Exercise is not “playing sports”-- which is something I did joyfully for many years.

Exercise is ruefully boring.

I was going to have to make this lemon into some kind of lemonade or better yet Tom Collins.

Which is what I did—by officially becoming a nosy neighbor. I walk the neighborhood not to get exercise but to get ideas—to scope out renovations and lack thereof. I study plantings and light fixtures and color palates. I note architectural details and imagine how the amassed information applies or does not apply to my own house.

Exercise is the by-product of my research.

I perceive walking as data gathering in motion.

And yesterday morning my neighbor Andy yelled to me from the other side of the street Karen-- you are not walking fast enough!
  
Clearly he believed that I was engaged in an unenterprising workout.

But he was wrong.

I was working out my brain and not-so-much my heart.

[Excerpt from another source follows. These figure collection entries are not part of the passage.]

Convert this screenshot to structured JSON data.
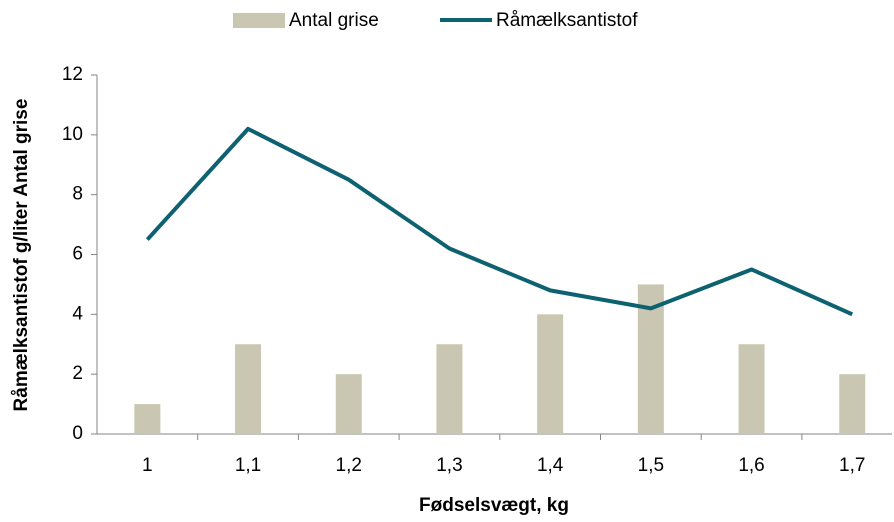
{
  "chart_data": {
    "type": "combo",
    "categories": [
      "1",
      "1,1",
      "1,2",
      "1,3",
      "1,4",
      "1,5",
      "1,6",
      "1,7"
    ],
    "series": [
      {
        "name": "Antal grise",
        "kind": "bar",
        "color": "#c9c7b1",
        "values": [
          1,
          3,
          2,
          3,
          4,
          5,
          3,
          2
        ]
      },
      {
        "name": "Råmælksantistof",
        "kind": "line",
        "color": "#0e6170",
        "values": [
          6.5,
          10.2,
          8.5,
          6.2,
          4.8,
          4.2,
          5.5,
          4.0
        ]
      }
    ],
    "x_label": "Fødselsvægt, kg",
    "y_label": "Råmælksantistof g/liter Antal grise",
    "ylim": [
      0,
      12
    ],
    "yticks": [
      0,
      2,
      4,
      6,
      8,
      10,
      12
    ],
    "grid": false,
    "legend": "top"
  }
}
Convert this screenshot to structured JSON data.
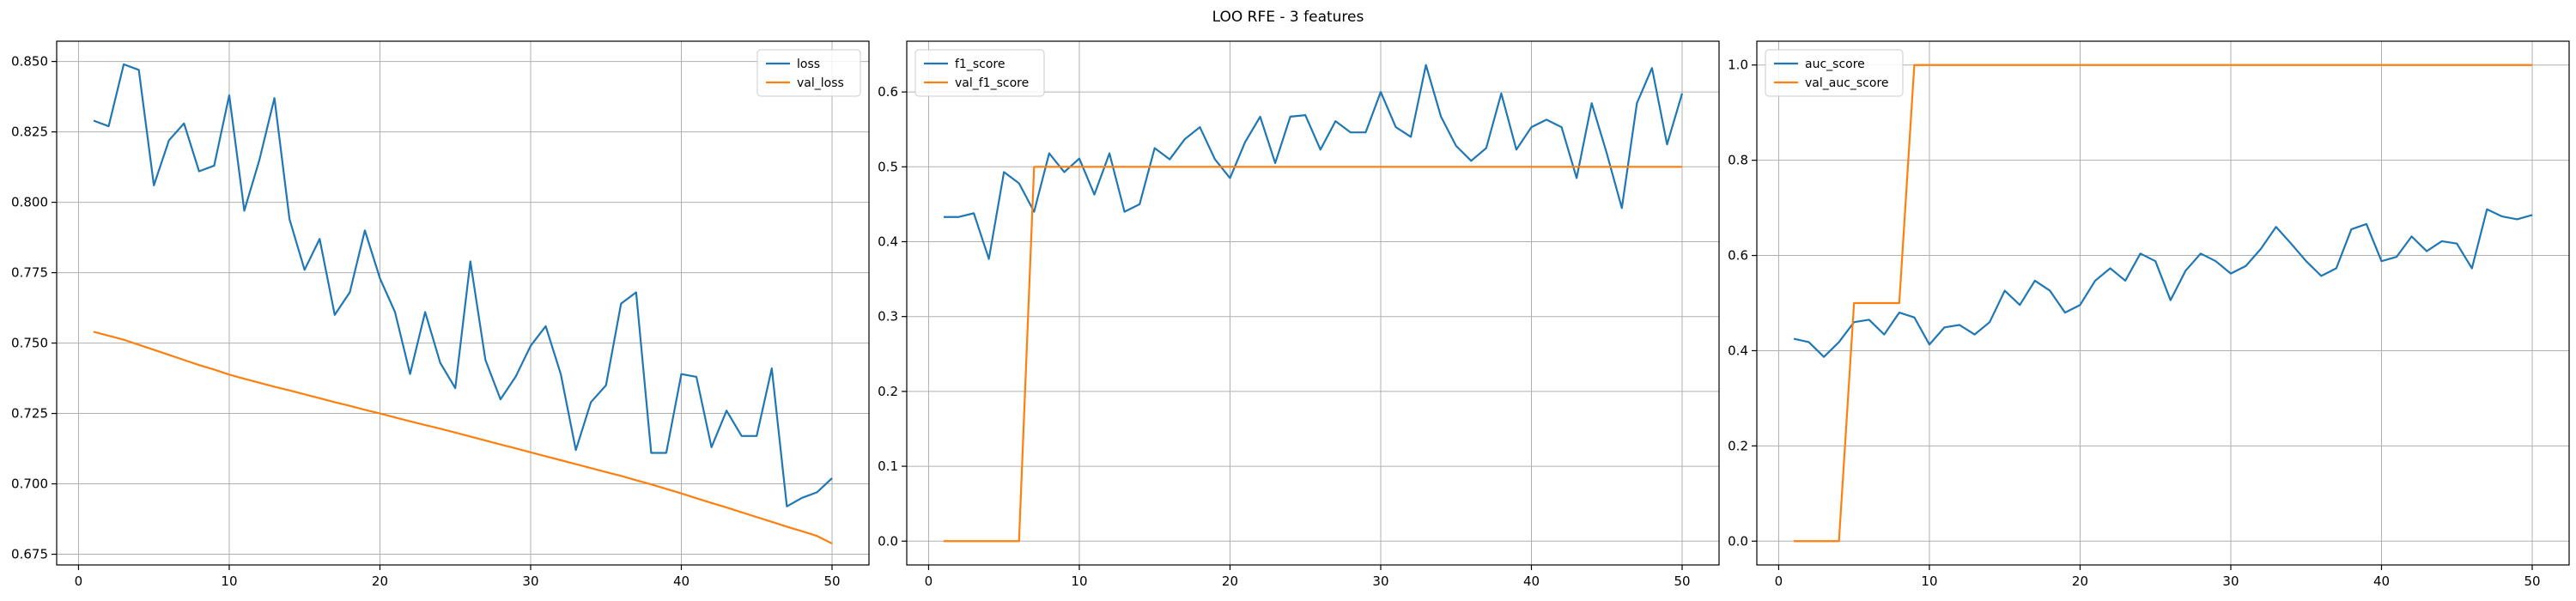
{
  "figure": {
    "title": "LOO RFE - 3 features"
  },
  "colors": {
    "train": "#1f77b4",
    "val": "#ff7f0e",
    "grid": "#b0b0b0",
    "axis": "#000000"
  },
  "chart_data": [
    {
      "type": "line",
      "title": "",
      "xlabel": "",
      "ylabel": "",
      "xlim": [
        -1.45,
        52.45
      ],
      "ylim": [
        0.6712,
        0.8572
      ],
      "xticks": [
        0,
        10,
        20,
        30,
        40,
        50
      ],
      "xtick_labels": [
        "0",
        "10",
        "20",
        "30",
        "40",
        "50"
      ],
      "yticks": [
        0.675,
        0.7,
        0.725,
        0.75,
        0.775,
        0.8,
        0.825,
        0.85
      ],
      "ytick_labels": [
        "0.675",
        "0.700",
        "0.725",
        "0.750",
        "0.775",
        "0.800",
        "0.825",
        "0.850"
      ],
      "grid": true,
      "legend_position": "upper right",
      "x": [
        1,
        2,
        3,
        4,
        5,
        6,
        7,
        8,
        9,
        10,
        11,
        12,
        13,
        14,
        15,
        16,
        17,
        18,
        19,
        20,
        21,
        22,
        23,
        24,
        25,
        26,
        27,
        28,
        29,
        30,
        31,
        32,
        33,
        34,
        35,
        36,
        37,
        38,
        39,
        40,
        41,
        42,
        43,
        44,
        45,
        46,
        47,
        48,
        49,
        50
      ],
      "series": [
        {
          "name": "loss",
          "color": "#1f77b4",
          "values": [
            0.829,
            0.827,
            0.849,
            0.847,
            0.806,
            0.822,
            0.828,
            0.811,
            0.813,
            0.838,
            0.797,
            0.815,
            0.837,
            0.794,
            0.776,
            0.787,
            0.76,
            0.768,
            0.79,
            0.773,
            0.761,
            0.739,
            0.761,
            0.743,
            0.734,
            0.779,
            0.744,
            0.73,
            0.738,
            0.749,
            0.756,
            0.739,
            0.712,
            0.729,
            0.735,
            0.764,
            0.768,
            0.711,
            0.711,
            0.739,
            0.738,
            0.713,
            0.726,
            0.717,
            0.717,
            0.741,
            0.692,
            0.695,
            0.697,
            0.702
          ]
        },
        {
          "name": "val_loss",
          "color": "#ff7f0e",
          "values": [
            0.754,
            0.7526,
            0.7512,
            0.7494,
            0.7476,
            0.7458,
            0.744,
            0.7422,
            0.7406,
            0.7388,
            0.7373,
            0.7359,
            0.7345,
            0.7332,
            0.7318,
            0.7304,
            0.729,
            0.7277,
            0.7263,
            0.725,
            0.7236,
            0.7222,
            0.7209,
            0.7196,
            0.7182,
            0.7168,
            0.7154,
            0.714,
            0.7126,
            0.7112,
            0.7098,
            0.7084,
            0.707,
            0.7056,
            0.7042,
            0.7028,
            0.7013,
            0.6998,
            0.6982,
            0.6966,
            0.6949,
            0.6932,
            0.6916,
            0.6899,
            0.6882,
            0.6865,
            0.6848,
            0.6832,
            0.6815,
            0.6788
          ]
        }
      ]
    },
    {
      "type": "line",
      "title": "",
      "xlabel": "",
      "ylabel": "",
      "xlim": [
        -1.45,
        52.45
      ],
      "ylim": [
        -0.0318,
        0.6678
      ],
      "xticks": [
        0,
        10,
        20,
        30,
        40,
        50
      ],
      "xtick_labels": [
        "0",
        "10",
        "20",
        "30",
        "40",
        "50"
      ],
      "yticks": [
        0.0,
        0.1,
        0.2,
        0.3,
        0.4,
        0.5,
        0.6
      ],
      "ytick_labels": [
        "0.0",
        "0.1",
        "0.2",
        "0.3",
        "0.4",
        "0.5",
        "0.6"
      ],
      "grid": true,
      "legend_position": "upper left",
      "x": [
        1,
        2,
        3,
        4,
        5,
        6,
        7,
        8,
        9,
        10,
        11,
        12,
        13,
        14,
        15,
        16,
        17,
        18,
        19,
        20,
        21,
        22,
        23,
        24,
        25,
        26,
        27,
        28,
        29,
        30,
        31,
        32,
        33,
        34,
        35,
        36,
        37,
        38,
        39,
        40,
        41,
        42,
        43,
        44,
        45,
        46,
        47,
        48,
        49,
        50
      ],
      "series": [
        {
          "name": "f1_score",
          "color": "#1f77b4",
          "values": [
            0.433,
            0.433,
            0.438,
            0.377,
            0.493,
            0.478,
            0.44,
            0.518,
            0.493,
            0.511,
            0.463,
            0.518,
            0.44,
            0.45,
            0.525,
            0.51,
            0.537,
            0.553,
            0.51,
            0.485,
            0.533,
            0.567,
            0.505,
            0.567,
            0.569,
            0.523,
            0.561,
            0.546,
            0.546,
            0.6,
            0.553,
            0.54,
            0.636,
            0.567,
            0.528,
            0.508,
            0.525,
            0.598,
            0.523,
            0.553,
            0.563,
            0.553,
            0.485,
            0.585,
            0.518,
            0.445,
            0.585,
            0.632,
            0.53,
            0.598
          ]
        },
        {
          "name": "val_f1_score",
          "color": "#ff7f0e",
          "values": [
            0,
            0,
            0,
            0,
            0,
            0,
            0.5,
            0.5,
            0.5,
            0.5,
            0.5,
            0.5,
            0.5,
            0.5,
            0.5,
            0.5,
            0.5,
            0.5,
            0.5,
            0.5,
            0.5,
            0.5,
            0.5,
            0.5,
            0.5,
            0.5,
            0.5,
            0.5,
            0.5,
            0.5,
            0.5,
            0.5,
            0.5,
            0.5,
            0.5,
            0.5,
            0.5,
            0.5,
            0.5,
            0.5,
            0.5,
            0.5,
            0.5,
            0.5,
            0.5,
            0.5,
            0.5,
            0.5,
            0.5,
            0.5
          ]
        }
      ]
    },
    {
      "type": "line",
      "title": "",
      "xlabel": "",
      "ylabel": "",
      "xlim": [
        -1.45,
        52.45
      ],
      "ylim": [
        -0.05,
        1.05
      ],
      "xticks": [
        0,
        10,
        20,
        30,
        40,
        50
      ],
      "xtick_labels": [
        "0",
        "10",
        "20",
        "30",
        "40",
        "50"
      ],
      "yticks": [
        0.0,
        0.2,
        0.4,
        0.6,
        0.8,
        1.0
      ],
      "ytick_labels": [
        "0.0",
        "0.2",
        "0.4",
        "0.6",
        "0.8",
        "1.0"
      ],
      "grid": true,
      "legend_position": "upper left",
      "x": [
        1,
        2,
        3,
        4,
        5,
        6,
        7,
        8,
        9,
        10,
        11,
        12,
        13,
        14,
        15,
        16,
        17,
        18,
        19,
        20,
        21,
        22,
        23,
        24,
        25,
        26,
        27,
        28,
        29,
        30,
        31,
        32,
        33,
        34,
        35,
        36,
        37,
        38,
        39,
        40,
        41,
        42,
        43,
        44,
        45,
        46,
        47,
        48,
        49,
        50
      ],
      "series": [
        {
          "name": "auc_score",
          "color": "#1f77b4",
          "values": [
            0.425,
            0.418,
            0.387,
            0.418,
            0.46,
            0.465,
            0.434,
            0.48,
            0.47,
            0.413,
            0.449,
            0.454,
            0.434,
            0.46,
            0.526,
            0.496,
            0.547,
            0.526,
            0.48,
            0.496,
            0.547,
            0.573,
            0.547,
            0.604,
            0.588,
            0.506,
            0.568,
            0.604,
            0.588,
            0.562,
            0.578,
            0.614,
            0.66,
            0.625,
            0.588,
            0.557,
            0.573,
            0.655,
            0.666,
            0.588,
            0.597,
            0.64,
            0.609,
            0.63,
            0.625,
            0.573,
            0.697,
            0.682,
            0.676,
            0.685
          ]
        },
        {
          "name": "val_auc_score",
          "color": "#ff7f0e",
          "values": [
            0,
            0,
            0,
            0,
            0.5,
            0.5,
            0.5,
            0.5,
            1,
            1,
            1,
            1,
            1,
            1,
            1,
            1,
            1,
            1,
            1,
            1,
            1,
            1,
            1,
            1,
            1,
            1,
            1,
            1,
            1,
            1,
            1,
            1,
            1,
            1,
            1,
            1,
            1,
            1,
            1,
            1,
            1,
            1,
            1,
            1,
            1,
            1,
            1,
            1,
            1,
            1
          ]
        }
      ]
    }
  ]
}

I was working out my fall plantings in my imagination.

And so I yelled back That’s not why I walk—I only care how long I am out here and laughingly muttered to myself And by the way your masons did an amazing job laying that blue stone on your front walkway---it looks so much better and nicer than the slate you had before.

Tuesday, September 9, 2014

Aloha Ciao Shalom


What ciao, aloha, and shalom all have in common is that each word means both hello and good bye.

I never quite understood how that could be…


I can tell you for sure that Samantha and Briana were positively aghast, mortified, and incredulous.

I had not intended to do it.

It was not premeditated.

I did not wake up that morning and think Hmm today I am going to cross that line.

Words cannot adequately describe what had actually come over me. All I can say is an overwhelming wave of joy, love and respect befell me—and then opportunity knocked.

Because as Joan Rivers left the stage and walked towards me, I stepped out of the aisle, opened my arms, and full-on embraced her.

I needed to say hello.

I needed physical contact.

Joan graciously and tentatively hugged me in return.

Afterwards and until recently I regretted being a little bit creepy.

I regretted being that person.

But my perspective has changed.

Joan is gone—taken with no warning.

I am so very happy to have had the privilege of watching her perform and then (inappropriately) shedding proper decorum with an embrace.

What I did not know then and what I know now is my hello was a good bye.

Both words can be one in the same.

All beginnings are endings; all endings are beginnings.

And so aloha, ciao, and shalom Joan Rivers.

When I think of you I will always laugh—and remain thankful that no restraining order ever was issued.   

Tuesday, September 2, 2014

Another Year


Slaves of the Roman Empire constructed the coliseum in Rome.
   
It was not exactly a union job.

The owned workforce had no 15 minute coffee breaks or a scheduled lunch.

The slaves most certainly worked on weekends and did not have a 40 work week.

They and their lives were considered worthless.

And yet what struck me as I stood in the great Roman edifice was the utter grandeur and size of the building—and how it still remained. I pondered how many generations of people stood in my very place and saw what I was seeing.

I doubted that an enslaved worker who chiseled and carried stone ever could have imagined that their labor and sacrifice might be appreciated a thousand years later by a tourist like me.

It was and is fascinating to think that those who did not matter created something that did.

A thing of worth was built by the worthless.

It proves every life has significance.

And that is what I try to remember as my birthday comes and goes and I am left with universal existential questions like: Why am I here? And does my life have meaning?

I realize that they are questions that might never be answered in my lifetime.

Clarity from afar cannot be reached when you dwell within a capsule.

And so I can only trust that somehow in some way or ways known or unbeknownst to me, the world is better because of or in spite of me.

 Everything we do---including the mundane, has worth and meaning—even if it takes a thousand years for that worth and meaning to be determined.
     
And so I’ll keep doing what I am doing and think about it all again next August 30th—when I am another year older and another year wiser.